Understanding life insurance trusts is beneficial for the sake of transferring wealth without paying as much taxes. A life insurance trust can be an irrevocable trust which is used to pay the estate taxes after death of the grantor. The trust is set up within the estate to help pass the wealth from one generation to another. It can also be known as an irrevocable life insurance trust (ILIT) or a wealth replacement trust.

The grantor holds the policy on his or her own life making the death benefits included in the gross estate. In order to transfer the life insurance as a gift a third party or an entity such as the ILIT could help make the transfer recognized as a gift. This is known as the Crummey rule, where the trust owns the policy and the premium is gifted to the trust using up the annual gift exclusion.

If you remember from "Understanding Bypass Trusts", there is a lifetime $1 million gift exclusion. By using the Crummey rule the ILIT can avoid depleting the lifetime gift exclusion. There is an annual gift tax exclusion equal to $13,000 in 2009 which is up from $12,000 in 2008. Make sure to check the annual exclusions limit in the year you plan to make your annual gifts. In some cases, in order to evade paying taxes unduly, the grantor can gift up to the annual gift exclusion limit to the beneficiary and the beneficiary pays the premium of the life insurance in the ILIT. Keep in mind also that the annual exclusion applies mutually exclusively to each beneficiary. For example, if someone gifts $13,000 to his/her offspring, they may also gift another $13,000 to a charity or to another beneficiary. That means that the annual gift exclusion applies to each beneficiary non-summarily.

The life insurance trust is not without its downsides. First of all, the policyholder cannot receive any benefits from the policy while alive. The trust must be irrevocable, and there must be appointed a trustee. If the grantor dies within three years of transferring the life insurance policy over to the ILIT, he or she is still considered owner of the policy and any proceeds will be included in his or her gross estate.
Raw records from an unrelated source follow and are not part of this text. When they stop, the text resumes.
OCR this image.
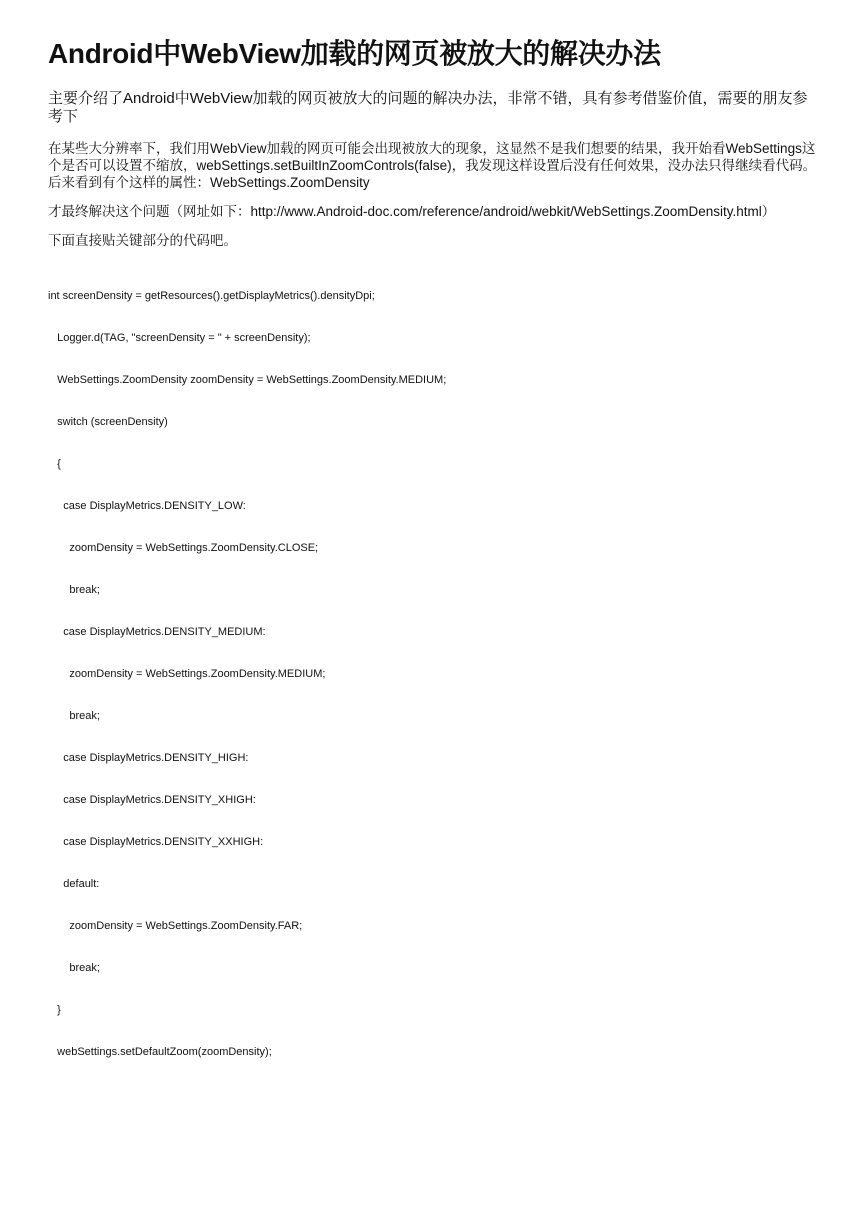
Android中WebView加载的网页被放大的解决办法

主要介绍了Android中WebView加载的网页被放大的问题的解决办法，非常不错，具有参考借鉴价值，需要的朋友参考下

在某些大分辨率下，我们用WebView加载的网页可能会出现被放大的现象，这显然不是我们想要的结果，我开始看WebSettings这个是否可以设置不缩放，webSettings.setBuiltInZoomControls(false)，我发现这样设置后没有任何效果，没办法只得继续看代码。后来看到有个这样的属性：WebSettings.ZoomDensity

才最终解决这个问题（网址如下：http://www.Android-doc.com/reference/android/webkit/WebSettings.ZoomDensity.html）

下面直接贴关键部分的代码吧。

int screenDensity = getResources().getDisplayMetrics().densityDpi;

Logger.d(TAG, "screenDensity = " + screenDensity);

WebSettings.ZoomDensity zoomDensity = WebSettings.ZoomDensity.MEDIUM;

switch (screenDensity)

{

case DisplayMetrics.DENSITY_LOW:

zoomDensity = WebSettings.ZoomDensity.CLOSE;

break;

case DisplayMetrics.DENSITY_MEDIUM:

zoomDensity = WebSettings.ZoomDensity.MEDIUM;

break;

case DisplayMetrics.DENSITY_HIGH:

case DisplayMetrics.DENSITY_XHIGH:

case DisplayMetrics.DENSITY_XXHIGH:

default:

zoomDensity = WebSettings.ZoomDensity.FAR;

break;

}

webSettings.setDefaultZoom(zoomDensity);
In order to avoid these issues it is best to make the trust irrevocable at the outset and appoint a trustee to purchase the life insurance policy, gifting the premiums to the desired beneficiaries where the beneficiaries pay the premium on the policy. This maximizes the full benefits without having to pay as much future estate taxes.

If you are serious about a life insurance trust consult an estate planner and mention that you want to set up an irrevocable life insurance trust that is in line with the Crummey rule. The estate planner will be able to assist you and connect you with a trustee.